The company has not shifted its flexible work-from-anywhere model known as "the grid," the spokeswoman said.

"We are grateful for all that Ali and Rohan have contributed to the growth of Olive, and the work of their respective teams will continue to be a priority," the company said in a prepared statement. "We are thankful for the remarkable impact (Friese) has made on Olive since joining the company. We remain committed to delivering automation and intelligence to bridge the divide in healthcare."

Byrd, with more than 25 years of software industry experience, joined when Olive first achieved unicorn status at a $1.5 billion valuation in a $225.5 million venture capital round in December 2020. He worked from New York City.

Olive is searching for a CFO, the spokeswoman said. Friese's role was consolidated into that of Chief Customer Officer Geoff Martin, who works from Chicago.

Dr. YiDing Yu, Olive chief medical officer, adds the title of chief product officer taking on D'Souza's duties. Based in Boston, she had joined along with Friese when Olive acquired Verata, the prior-authorization artificial intelligence startup Friese founded, for $120 million. That was days after the December 2020 unicorn round. Friese formerly was a physician executive at the Mayo Clinic.

Yu "has a proven track record of delivering world-class products to market," the spokeswoman said. She remains chief medical officer as well.

Online publication Axios first reported on the executive departures, citing unnamed sources who said Byrd and D'Souza were fired abruptly. The company did not comment on that characterization.

In July 2021 Olive was valued at $4 billion after raising a $400 million venture capital round, the largest in state history. The company making AI-powered software to automate many hospital administrative tasks has raised a cumulative $848 million in venture capital since its 2013 founding.

Only one leader remains from three hired in October 2020 as the leaders of a new cybernetics division, creating AI-powered "workers" to augment and empower human healthcare administrative staff.

Working from Seattle, D'Souza started as the division's general manager and company executive vice president. Last July he was promoted to the new role of chief product officer to split off some operating duties from Olive founder and CEO Sean Lane.

Hired with D'Souza was Tony Brancato, vice president of products for cybernetics, working out of Los Angeles, and Mike Biselli, vice president of emerging technology partnerships, who is in Denver.

Biselli last July was named senior vice president and "evangelist," according to his LinkedIn profile. Brancato left in July and recently announced on LinkedIn that he's joined a stealth-mode fintech as head of product.

Shoshana Deutschkron was named chief marketing officer the same day as Byrd in 2020. With more than two decades in tech, Deutschkron left Olive this April and the following month announced she had joined Portland startup Wheel as chief marketing officer. Jen Martin, who joined in 2020, was promoted to chief marketing office this June at the Columbus office.

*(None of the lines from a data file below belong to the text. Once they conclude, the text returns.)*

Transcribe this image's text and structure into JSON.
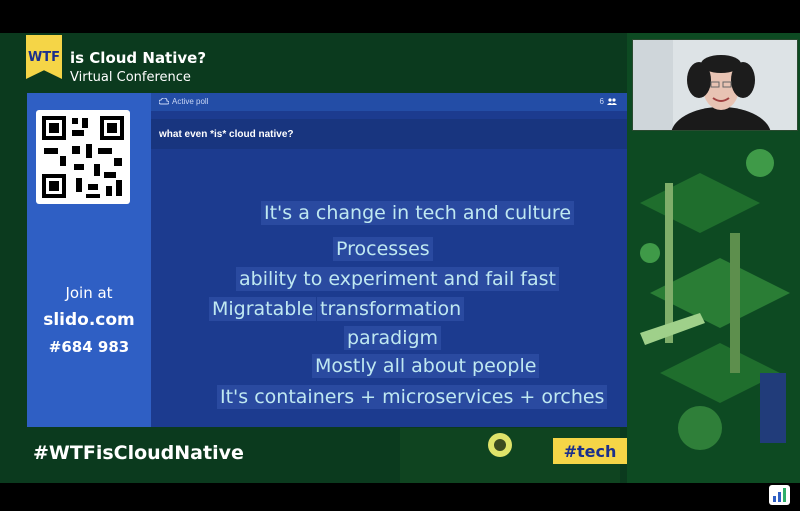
{
  "brand": {
    "logo_text": "WTF",
    "conference_title": "is Cloud Native?",
    "conference_subtitle": "Virtual Conference"
  },
  "slido": {
    "join_label": "Join at",
    "join_site": "slido.com",
    "event_code": "#684 983",
    "poll_status": "Active poll",
    "participant_count": "6",
    "question": "what even *is* cloud native?",
    "answers": [
      "It's a change in tech and culture",
      "Processes",
      "ability to experiment and fail fast",
      "Migratable",
      "transformation",
      "paradigm",
      "Mostly all about people",
      "It's containers + microservices + orches"
    ]
  },
  "footer": {
    "hashtag": "#WTFisCloudNative",
    "track": "#tech"
  },
  "colors": {
    "background": "#0b3a1e",
    "accent_yellow": "#f5d547",
    "slido_blue": "#234da6",
    "answer_text": "#bfe8f1"
  },
  "icons": [
    "qr-code-icon",
    "poll-icon",
    "participants-icon",
    "webcam-video",
    "slido-corner-logo"
  ]
}
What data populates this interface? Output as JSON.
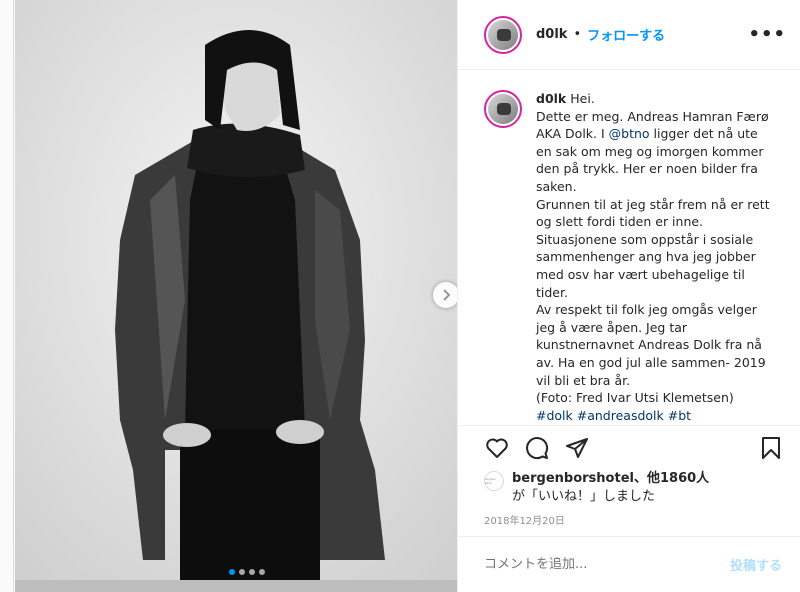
{
  "post": {
    "username": "d0lk",
    "separator": "•",
    "follow_label": "フォローする",
    "more_label": "•••",
    "caption": {
      "username": "d0lk",
      "lines": [
        "Hei.",
        "Dette er meg. Andreas Hamran Færø AKA Dolk. I",
        "@btno",
        "ligger det nå ute en sak om meg og imorgen kommer den på trykk. Her er noen bilder fra saken.",
        "Grunnen til at jeg står frem nå er rett og slett fordi tiden er inne.",
        "Situasjonene som oppstår i sosiale sammenhenger ang hva jeg jobber med osv har vært ubehagelige til tider.",
        "Av respekt til folk jeg omgås velger jeg å være åpen. Jeg tar kunstnernavnet Andreas Dolk fra nå av. Ha en god jul alle sammen- 2019 vil bli et bra år.",
        "(Foto: Fred Ivar Utsi Klemetsen)",
        "#dolk #andreasdolk #bt"
      ]
    },
    "likes": {
      "liker": "bergenborshotel",
      "others": "、他1860人",
      "suffix": "が「いいね！」しました",
      "avatar_text": "bergen børs"
    },
    "date": "2018年12月20日",
    "comment_placeholder": "コメントを追加...",
    "post_button": "投稿する",
    "carousel": {
      "slides": 4,
      "active_index": 0
    }
  },
  "colors": {
    "accent": "#0095f6",
    "link": "#00376b",
    "post_disabled": "#b2dffc",
    "avatar_ring": "#d6249f"
  },
  "icons": {
    "like": "heart-icon",
    "comment": "comment-icon",
    "share": "paper-plane-icon",
    "save": "bookmark-icon",
    "next": "chevron-right-icon"
  }
}
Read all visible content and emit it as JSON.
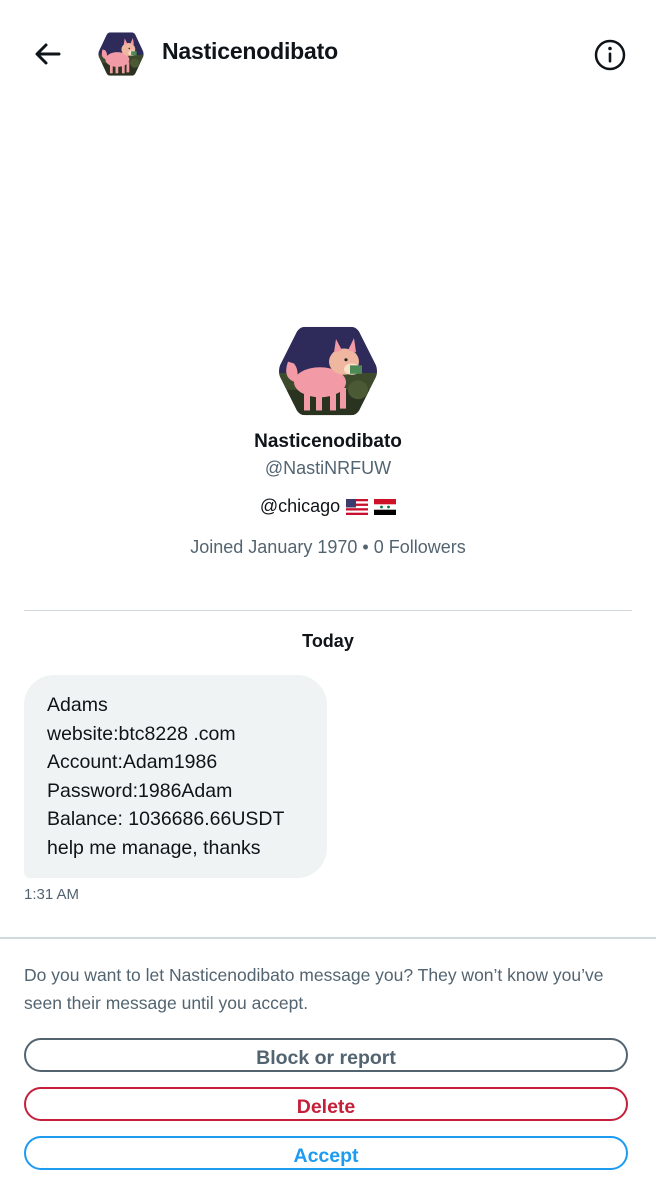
{
  "header": {
    "title": "Nasticenodibato",
    "back_icon": "arrow-left-icon",
    "info_icon": "info-icon"
  },
  "profile": {
    "display_name": "Nasticenodibato",
    "handle": "@NastiNRFUW",
    "bio": "@chicago",
    "bio_flags": [
      "flag-us-icon",
      "flag-syria-icon"
    ],
    "joined": "Joined January 1970",
    "separator": "•",
    "followers": "0 Followers"
  },
  "conversation": {
    "date_label": "Today",
    "message": {
      "lines": [
        "Adams",
        "website:btc8228 .com",
        "Account:Adam1986",
        "Password:1986Adam",
        "Balance: 1036686.66USDT",
        "help me manage, thanks"
      ],
      "time": "1:31 AM"
    }
  },
  "request": {
    "prompt": "Do you want to let Nasticenodibato message you? They won’t know you’ve seen their message until you accept.",
    "block_label": "Block or report",
    "delete_label": "Delete",
    "accept_label": "Accept"
  },
  "colors": {
    "text_primary": "#0f1419",
    "text_secondary": "#536471",
    "bubble_bg": "#eff3f4",
    "danger": "#c4203a",
    "accent": "#1d9bf0",
    "divider": "#cfd9de"
  }
}
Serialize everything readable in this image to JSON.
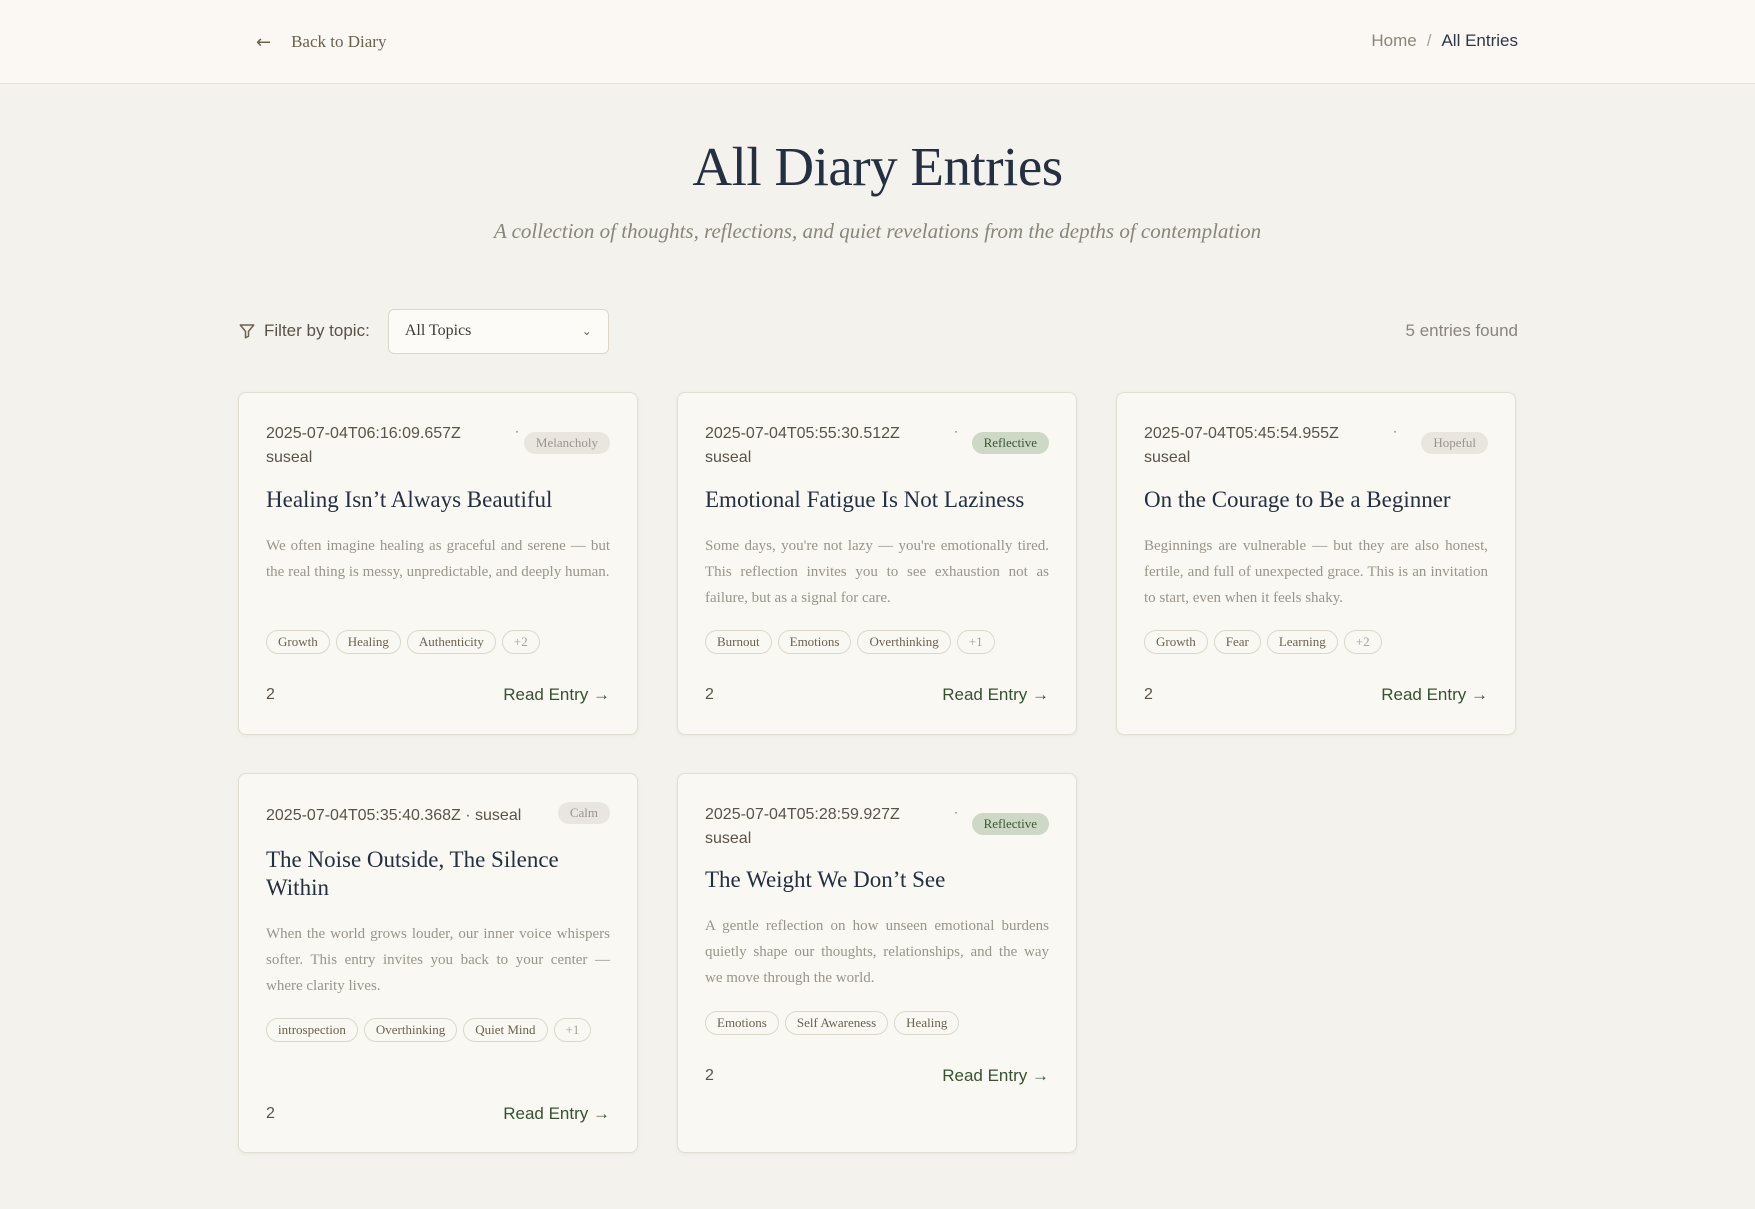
{
  "header": {
    "back_label": "Back to Diary",
    "breadcrumb_home": "Home",
    "breadcrumb_sep": "/",
    "breadcrumb_current": "All Entries"
  },
  "page": {
    "title": "All Diary Entries",
    "subtitle": "A collection of thoughts, reflections, and quiet revelations from the depths of contemplation"
  },
  "filter": {
    "label": "Filter by topic:",
    "selected": "All Topics",
    "entries_found": "5 entries found"
  },
  "entries": [
    {
      "date": "2025-07-04T06:16:09.657Z",
      "author": "suseal",
      "mood": "Melancholy",
      "title": "Healing Isn’t Always Beautiful",
      "excerpt": "We often imagine healing as graceful and serene — but the real thing is messy, unpredictable, and deeply human.",
      "tags": [
        "Growth",
        "Healing",
        "Authenticity",
        "+2"
      ],
      "count": "2",
      "read_label": "Read Entry →"
    },
    {
      "date": "2025-07-04T05:55:30.512Z",
      "author": "suseal",
      "mood": "Reflective",
      "title": "Emotional Fatigue Is Not Laziness",
      "excerpt": "Some days, you're not lazy — you're emotionally tired. This reflection invites you to see exhaustion not as failure, but as a signal for care.",
      "tags": [
        "Burnout",
        "Emotions",
        "Overthinking",
        "+1"
      ],
      "count": "2",
      "read_label": "Read Entry →"
    },
    {
      "date": "2025-07-04T05:45:54.955Z",
      "author": "suseal",
      "mood": "Hopeful",
      "title": "On the Courage to Be a Beginner",
      "excerpt": "Beginnings are vulnerable — but they are also honest, fertile, and full of unexpected grace. This is an invitation to start, even when it feels shaky.",
      "tags": [
        "Growth",
        "Fear",
        "Learning",
        "+2"
      ],
      "count": "2",
      "read_label": "Read Entry →"
    },
    {
      "date": "2025-07-04T05:35:40.368Z",
      "author": "suseal",
      "meta_line": "2025-07-04T05:35:40.368Z · suseal",
      "mood": "Calm",
      "title": "The Noise Outside, The Silence Within",
      "excerpt": "When the world grows louder, our inner voice whispers softer. This entry invites you back to your center — where clarity lives.",
      "tags": [
        "introspection",
        "Overthinking",
        "Quiet Mind",
        "+1"
      ],
      "count": "2",
      "read_label": "Read Entry →"
    },
    {
      "date": "2025-07-04T05:28:59.927Z",
      "author": "suseal",
      "mood": "Reflective",
      "title": "The Weight We Don’t See",
      "excerpt": "A gentle reflection on how unseen emotional burdens quietly shape our thoughts, relationships, and the way we move through the world.",
      "tags": [
        "Emotions",
        "Self Awareness",
        "Healing"
      ],
      "count": "2",
      "read_label": "Read Entry →"
    }
  ]
}
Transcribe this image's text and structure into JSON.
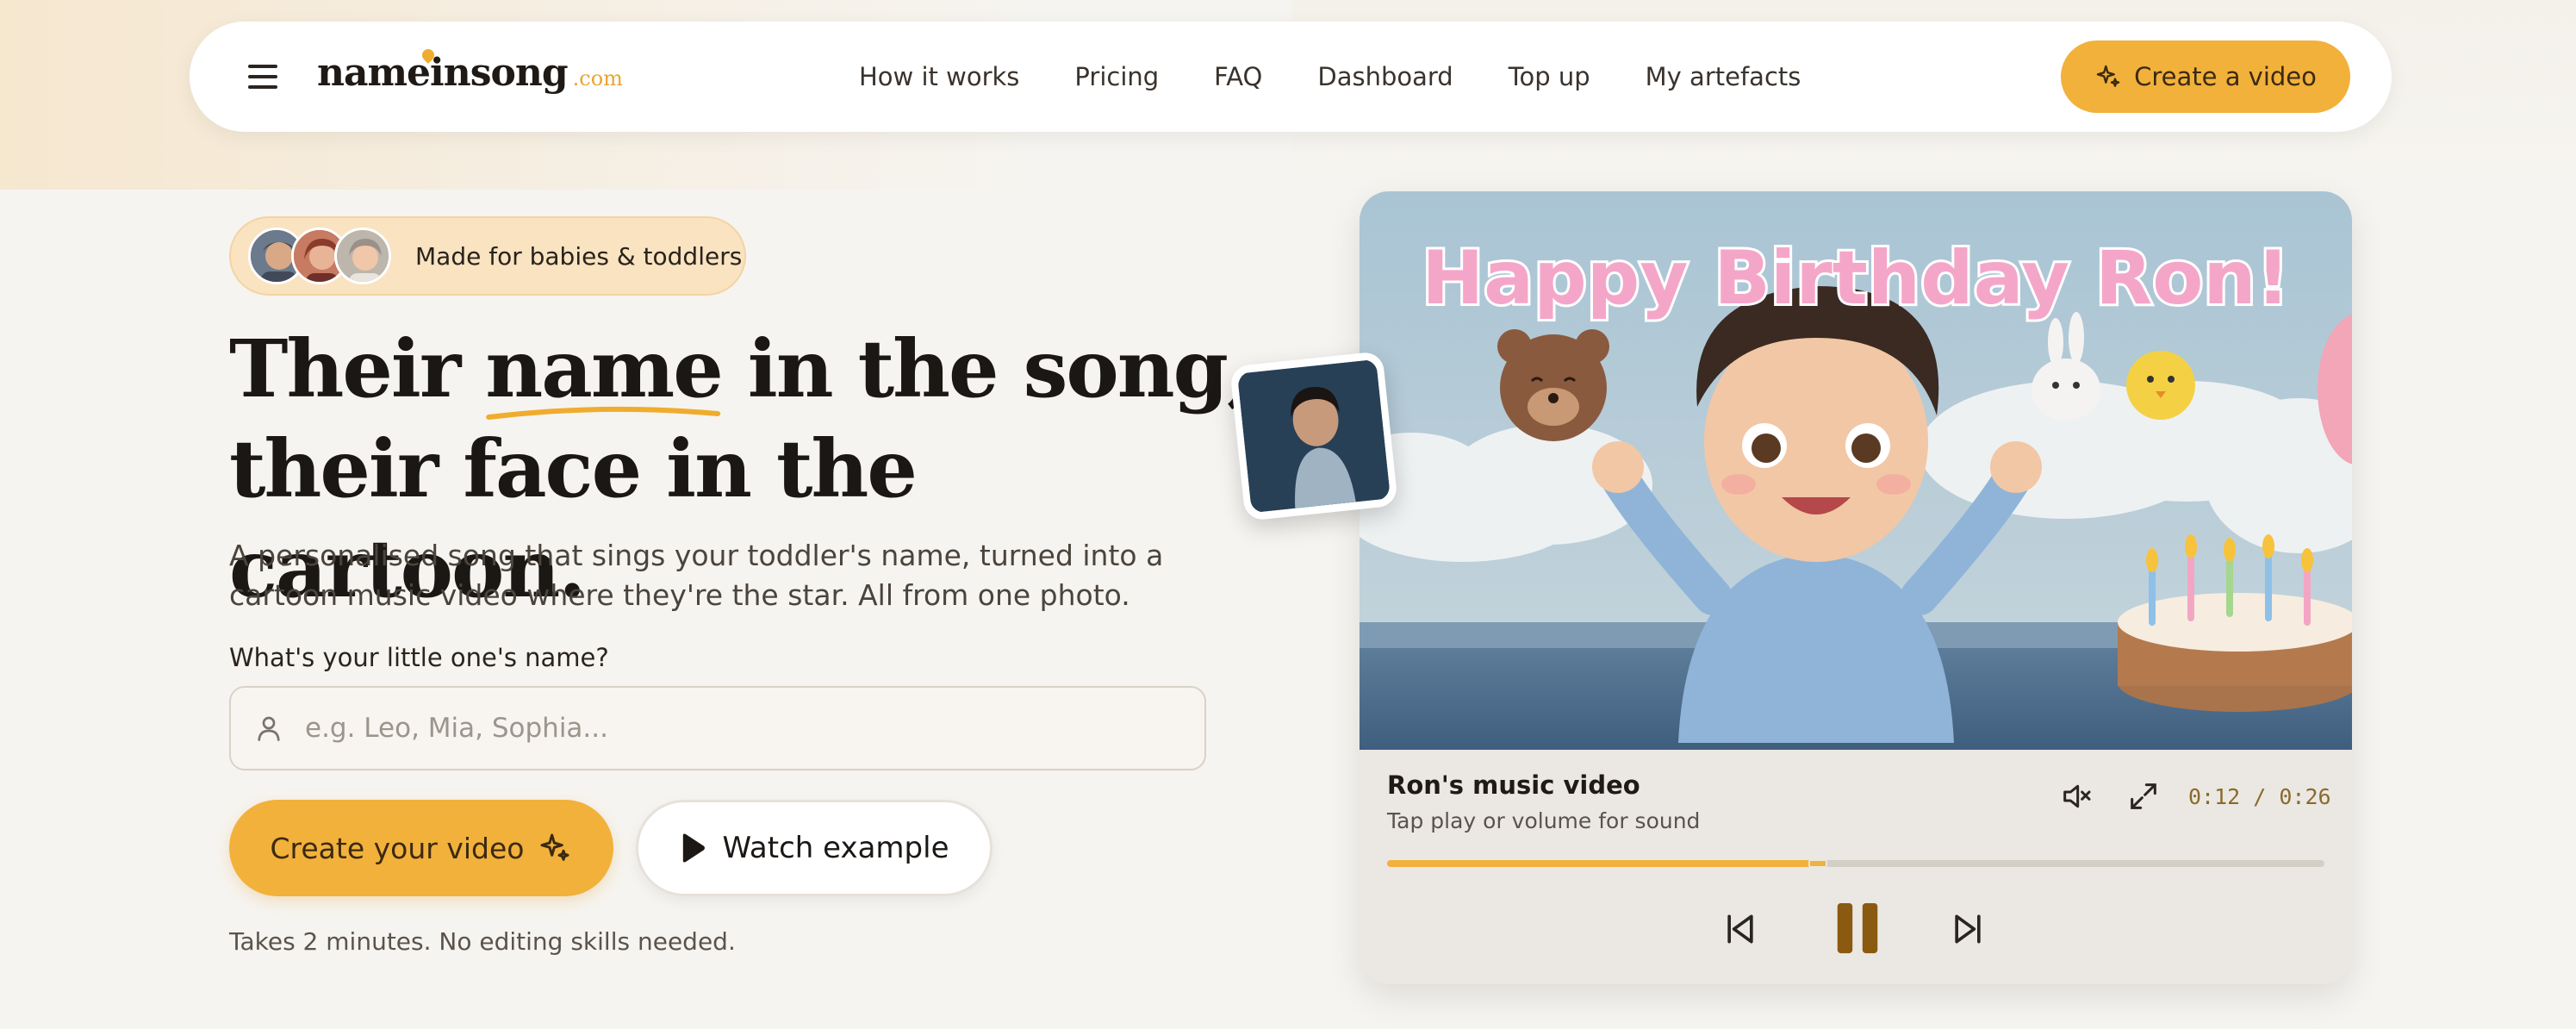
{
  "nav": {
    "logo_main": "nameinsong",
    "logo_tld": ".com",
    "links": [
      "How it works",
      "Pricing",
      "FAQ",
      "Dashboard",
      "Top up",
      "My artefacts"
    ],
    "cta": "Create a video"
  },
  "hero": {
    "badge": "Made for babies & toddlers",
    "headline_pre": "Their ",
    "headline_highlight": "name",
    "headline_post": " in the song,",
    "headline_line2": "their face in the cartoon.",
    "subtitle": "A personalised song that sings your toddler's name, turned into a cartoon music video where they're the star. All from one photo.",
    "field_label": "What's your little one's name?",
    "field_placeholder": "e.g. Leo, Mia, Sophia...",
    "primary_cta": "Create your video",
    "secondary_cta": "Watch example",
    "note": "Takes 2 minutes. No editing skills needed."
  },
  "video": {
    "banner_text": "Happy Birthday Ron!",
    "title": "Ron's music video",
    "subtitle": "Tap play or volume for sound",
    "time": "0:12 / 0:26",
    "progress": 0.46
  },
  "colors": {
    "accent": "#f2b13b",
    "background": "#f6f4f0",
    "badge_bg": "#f9e3c1"
  },
  "icons": [
    "menu-icon",
    "sparkle-icon",
    "user-icon",
    "play-icon",
    "mute-icon",
    "fullscreen-icon",
    "skip-back-icon",
    "pause-icon",
    "skip-forward-icon"
  ]
}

Other executives who indicated on LinkedIn they have left Olive in September:

  • Casey Langwith, who was promoted in February to senior director of operations. She has announced she founded a health startup that's in stealth mode in Santa Monica, California.
  • Michael Burnett, executive vice president of operations since 2019, based in Boston. He has not listed a new position. Three months ago he posted on LinkedIn about the debut of a suite of Olive products for hospital insurance claims and billing departments.

Based in downtown Columbus, Olive still plans to renovate the former Anthem building at 6700 N. High St. in Worthington as a new headquarters, the spokeswoman confirmed via email. After the job cuts, the company had scaled back the scope of the first phase of renovations for the 231,000-square-foot office on 20 acres.